The part of math that we actually don't learn in school such as algebraic structure and vectors completely change how you think about numbers and the rules of math in the first place. There are some amazing things that you can do with modulus which would be impossible with normal algebra, but still will not likely come into any normal person's life, so the question we should be asking is why teach math? Outside of what most people will ever run into, why teach it at all? Currently, there isn't a reason because the way we teach math is only to teach the applications of it instead of the reasons why those applications are important.

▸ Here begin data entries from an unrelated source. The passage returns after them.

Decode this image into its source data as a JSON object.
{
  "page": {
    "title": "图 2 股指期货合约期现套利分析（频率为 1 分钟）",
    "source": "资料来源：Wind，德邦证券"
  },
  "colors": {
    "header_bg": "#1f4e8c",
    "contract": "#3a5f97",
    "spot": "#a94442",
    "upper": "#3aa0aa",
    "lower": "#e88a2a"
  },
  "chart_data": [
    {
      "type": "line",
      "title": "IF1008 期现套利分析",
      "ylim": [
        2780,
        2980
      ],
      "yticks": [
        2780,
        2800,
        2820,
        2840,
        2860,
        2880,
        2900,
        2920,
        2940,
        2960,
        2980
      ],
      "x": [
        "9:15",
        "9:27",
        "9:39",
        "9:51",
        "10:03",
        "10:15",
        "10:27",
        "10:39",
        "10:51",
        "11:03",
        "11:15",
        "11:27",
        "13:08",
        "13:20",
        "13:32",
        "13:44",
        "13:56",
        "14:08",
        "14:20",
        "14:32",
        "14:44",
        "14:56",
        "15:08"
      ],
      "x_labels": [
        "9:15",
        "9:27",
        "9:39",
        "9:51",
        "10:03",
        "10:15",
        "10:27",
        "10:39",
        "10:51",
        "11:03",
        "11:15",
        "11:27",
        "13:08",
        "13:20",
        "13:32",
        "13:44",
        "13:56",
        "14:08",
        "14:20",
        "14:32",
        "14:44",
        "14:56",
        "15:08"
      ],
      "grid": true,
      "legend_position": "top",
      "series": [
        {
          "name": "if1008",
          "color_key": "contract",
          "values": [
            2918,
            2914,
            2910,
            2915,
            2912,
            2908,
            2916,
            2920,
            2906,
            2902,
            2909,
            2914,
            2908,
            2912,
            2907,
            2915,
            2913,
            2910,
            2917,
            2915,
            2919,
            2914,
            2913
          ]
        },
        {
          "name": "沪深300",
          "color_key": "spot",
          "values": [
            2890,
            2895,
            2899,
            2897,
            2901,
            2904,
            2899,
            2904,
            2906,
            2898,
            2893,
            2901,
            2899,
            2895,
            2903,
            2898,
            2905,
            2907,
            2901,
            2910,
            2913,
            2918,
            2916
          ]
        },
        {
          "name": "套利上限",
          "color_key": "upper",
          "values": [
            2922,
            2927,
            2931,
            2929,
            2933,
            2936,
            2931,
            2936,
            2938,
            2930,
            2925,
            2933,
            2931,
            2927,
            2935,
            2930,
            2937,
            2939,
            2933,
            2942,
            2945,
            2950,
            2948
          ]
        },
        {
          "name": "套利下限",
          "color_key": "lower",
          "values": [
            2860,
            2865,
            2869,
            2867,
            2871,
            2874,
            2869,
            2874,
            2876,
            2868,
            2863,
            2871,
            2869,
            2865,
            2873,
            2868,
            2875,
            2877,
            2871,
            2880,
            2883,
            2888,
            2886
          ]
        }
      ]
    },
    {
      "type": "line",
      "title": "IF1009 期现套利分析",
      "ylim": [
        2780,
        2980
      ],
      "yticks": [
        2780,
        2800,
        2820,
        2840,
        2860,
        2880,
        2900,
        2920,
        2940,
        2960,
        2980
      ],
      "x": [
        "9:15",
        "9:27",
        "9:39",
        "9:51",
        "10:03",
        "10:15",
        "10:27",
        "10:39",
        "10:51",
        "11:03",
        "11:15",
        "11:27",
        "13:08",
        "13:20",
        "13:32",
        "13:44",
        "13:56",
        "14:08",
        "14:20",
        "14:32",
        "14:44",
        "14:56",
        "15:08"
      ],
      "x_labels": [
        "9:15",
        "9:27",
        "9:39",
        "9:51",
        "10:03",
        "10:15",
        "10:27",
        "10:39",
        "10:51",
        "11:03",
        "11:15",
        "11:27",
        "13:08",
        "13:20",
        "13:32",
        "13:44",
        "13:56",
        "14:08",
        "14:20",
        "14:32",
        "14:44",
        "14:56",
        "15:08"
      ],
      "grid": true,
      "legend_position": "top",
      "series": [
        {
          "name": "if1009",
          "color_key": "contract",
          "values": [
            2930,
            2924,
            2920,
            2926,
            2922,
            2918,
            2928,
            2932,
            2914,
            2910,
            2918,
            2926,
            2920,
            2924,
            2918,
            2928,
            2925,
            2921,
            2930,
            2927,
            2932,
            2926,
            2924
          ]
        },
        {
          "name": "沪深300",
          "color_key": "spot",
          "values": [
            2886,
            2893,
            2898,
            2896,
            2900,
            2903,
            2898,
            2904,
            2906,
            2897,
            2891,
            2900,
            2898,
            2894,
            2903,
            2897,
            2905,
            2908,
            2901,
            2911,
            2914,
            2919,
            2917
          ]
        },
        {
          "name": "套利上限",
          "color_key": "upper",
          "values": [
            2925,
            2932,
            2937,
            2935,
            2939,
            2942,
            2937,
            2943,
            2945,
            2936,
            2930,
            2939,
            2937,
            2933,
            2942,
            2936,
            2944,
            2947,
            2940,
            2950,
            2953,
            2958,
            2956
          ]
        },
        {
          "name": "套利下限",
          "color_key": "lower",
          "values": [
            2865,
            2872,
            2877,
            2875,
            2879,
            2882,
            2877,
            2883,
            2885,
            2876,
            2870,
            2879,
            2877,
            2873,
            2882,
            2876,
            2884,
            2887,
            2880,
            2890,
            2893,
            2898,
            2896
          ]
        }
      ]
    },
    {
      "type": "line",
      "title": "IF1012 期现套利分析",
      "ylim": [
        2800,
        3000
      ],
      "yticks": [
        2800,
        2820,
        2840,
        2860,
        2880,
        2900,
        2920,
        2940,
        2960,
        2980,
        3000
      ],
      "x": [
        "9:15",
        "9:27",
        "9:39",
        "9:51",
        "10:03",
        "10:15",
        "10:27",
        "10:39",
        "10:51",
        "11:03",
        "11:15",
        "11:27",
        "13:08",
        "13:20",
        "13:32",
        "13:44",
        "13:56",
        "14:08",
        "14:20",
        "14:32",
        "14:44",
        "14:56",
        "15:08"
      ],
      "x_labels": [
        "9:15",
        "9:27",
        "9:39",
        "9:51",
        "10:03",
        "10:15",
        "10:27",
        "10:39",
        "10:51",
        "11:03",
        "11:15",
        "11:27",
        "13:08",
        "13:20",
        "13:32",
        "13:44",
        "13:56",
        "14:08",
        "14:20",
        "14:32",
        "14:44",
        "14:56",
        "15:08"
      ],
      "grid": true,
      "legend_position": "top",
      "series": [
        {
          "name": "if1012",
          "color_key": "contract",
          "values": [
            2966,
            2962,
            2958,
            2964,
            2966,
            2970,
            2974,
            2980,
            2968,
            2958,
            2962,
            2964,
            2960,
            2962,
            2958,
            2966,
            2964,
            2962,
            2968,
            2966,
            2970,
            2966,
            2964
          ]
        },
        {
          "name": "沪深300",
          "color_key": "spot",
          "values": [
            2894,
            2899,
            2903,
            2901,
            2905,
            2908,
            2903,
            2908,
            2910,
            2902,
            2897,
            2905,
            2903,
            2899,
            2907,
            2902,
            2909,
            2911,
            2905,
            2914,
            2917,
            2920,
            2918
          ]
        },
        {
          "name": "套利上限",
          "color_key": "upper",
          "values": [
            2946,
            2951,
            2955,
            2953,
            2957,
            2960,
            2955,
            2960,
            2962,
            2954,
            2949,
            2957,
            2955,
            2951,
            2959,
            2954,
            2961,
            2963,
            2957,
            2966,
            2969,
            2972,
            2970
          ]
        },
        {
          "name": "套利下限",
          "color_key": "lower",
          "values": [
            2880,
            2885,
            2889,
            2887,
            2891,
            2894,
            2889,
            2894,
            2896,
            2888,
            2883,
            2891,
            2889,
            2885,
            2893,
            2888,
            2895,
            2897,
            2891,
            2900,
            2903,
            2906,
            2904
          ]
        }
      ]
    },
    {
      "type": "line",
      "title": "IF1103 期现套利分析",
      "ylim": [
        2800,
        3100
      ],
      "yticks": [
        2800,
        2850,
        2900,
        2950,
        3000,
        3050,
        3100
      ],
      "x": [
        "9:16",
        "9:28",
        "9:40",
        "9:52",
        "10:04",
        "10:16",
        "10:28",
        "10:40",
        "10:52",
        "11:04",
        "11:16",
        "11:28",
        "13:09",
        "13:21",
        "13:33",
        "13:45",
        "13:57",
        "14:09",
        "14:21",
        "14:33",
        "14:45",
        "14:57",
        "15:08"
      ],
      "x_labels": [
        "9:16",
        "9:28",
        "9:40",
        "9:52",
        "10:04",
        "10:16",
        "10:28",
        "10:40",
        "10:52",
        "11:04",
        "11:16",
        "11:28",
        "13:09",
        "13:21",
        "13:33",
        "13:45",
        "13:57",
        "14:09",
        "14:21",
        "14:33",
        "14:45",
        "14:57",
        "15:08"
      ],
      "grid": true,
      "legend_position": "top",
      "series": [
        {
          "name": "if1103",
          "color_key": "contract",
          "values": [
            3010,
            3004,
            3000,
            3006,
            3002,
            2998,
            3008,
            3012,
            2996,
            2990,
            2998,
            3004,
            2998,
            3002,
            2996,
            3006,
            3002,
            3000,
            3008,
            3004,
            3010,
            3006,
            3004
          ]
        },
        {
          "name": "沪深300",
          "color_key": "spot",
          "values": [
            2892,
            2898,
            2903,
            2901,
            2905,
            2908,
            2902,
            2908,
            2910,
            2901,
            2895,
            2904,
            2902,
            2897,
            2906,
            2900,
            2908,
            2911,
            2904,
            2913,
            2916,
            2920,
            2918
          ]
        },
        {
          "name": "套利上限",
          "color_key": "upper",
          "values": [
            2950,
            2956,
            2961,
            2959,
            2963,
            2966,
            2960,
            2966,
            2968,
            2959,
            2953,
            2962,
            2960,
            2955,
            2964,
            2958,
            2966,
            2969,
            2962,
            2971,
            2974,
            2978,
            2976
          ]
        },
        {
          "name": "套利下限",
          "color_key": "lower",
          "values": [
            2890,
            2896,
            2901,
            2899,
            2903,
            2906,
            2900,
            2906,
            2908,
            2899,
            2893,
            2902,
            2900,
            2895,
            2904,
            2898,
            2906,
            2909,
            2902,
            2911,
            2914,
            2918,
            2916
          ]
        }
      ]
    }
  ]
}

Here's an example. We currently teach base 10 as a system by explaining that each column in a number is a tens, or hundreds place and so on. This makes it very difficult to later teach that in binary the second digit is not representative of a tens place. Instead we could teach that in a base 10 system, each column represents 10 to a power. The ones place is n(10^0), n(10^1) for the tens place and so on. Then when you switch to a base 2 (binary) system, it is infinitely easier to say, "All we do is switch 2 for where 10 used to be. n(2^0) for ones, n(2^1) for twos place and so on." This teaches a whole new understanding of what makes a number system tick, and is infinitely more important than calculus. It teaches that numbers are parts of a system which can be manipulated in amazing ways to represent new systems, instead of showing more perfunctory and memorized crap that you're never going to use. The fact that we are so rigidly structured by a common curriculum which does not actually consider future or mathematically advanced learning is amazing. Math can teach critical thinking, but not the way it's taught now.

To refine your example, as it's hard to talk about powers to children, you must take caution to not introduce *how* to do something without illustrating the *why* of the necessity of it and the *what* it is they are actually doing.

I think when it comes to teaching the numbers, starting with unary (base-1, or a tally system) representations of real-world things, and the operations on them, and then talk about how the operations are isomorphic (without using that word) to those on a decimal system. Bring to context the utility of a representation, you can bring up binary as an example (and learning binary alongside the standard curricula definitely helped add missing context to Arabic numerals for my childhood), but when you teach how unary behaves the same as decimal, they can carry that reasoning over to whatever else they encounter.

While I don't disagree that the fad of everyone needs to be a programmer is over blow, I don't see anything resembling justification for this opinion. It has never been important for most of the population to be heavily invested in math, and I don't think that's a bad thing or something that is likely to change.

It's also worth noting that literally everyone spends a large proportion of their education learning maths (although most don't really get to anywhere interesting), compared to absolutely no computer science or programming most places.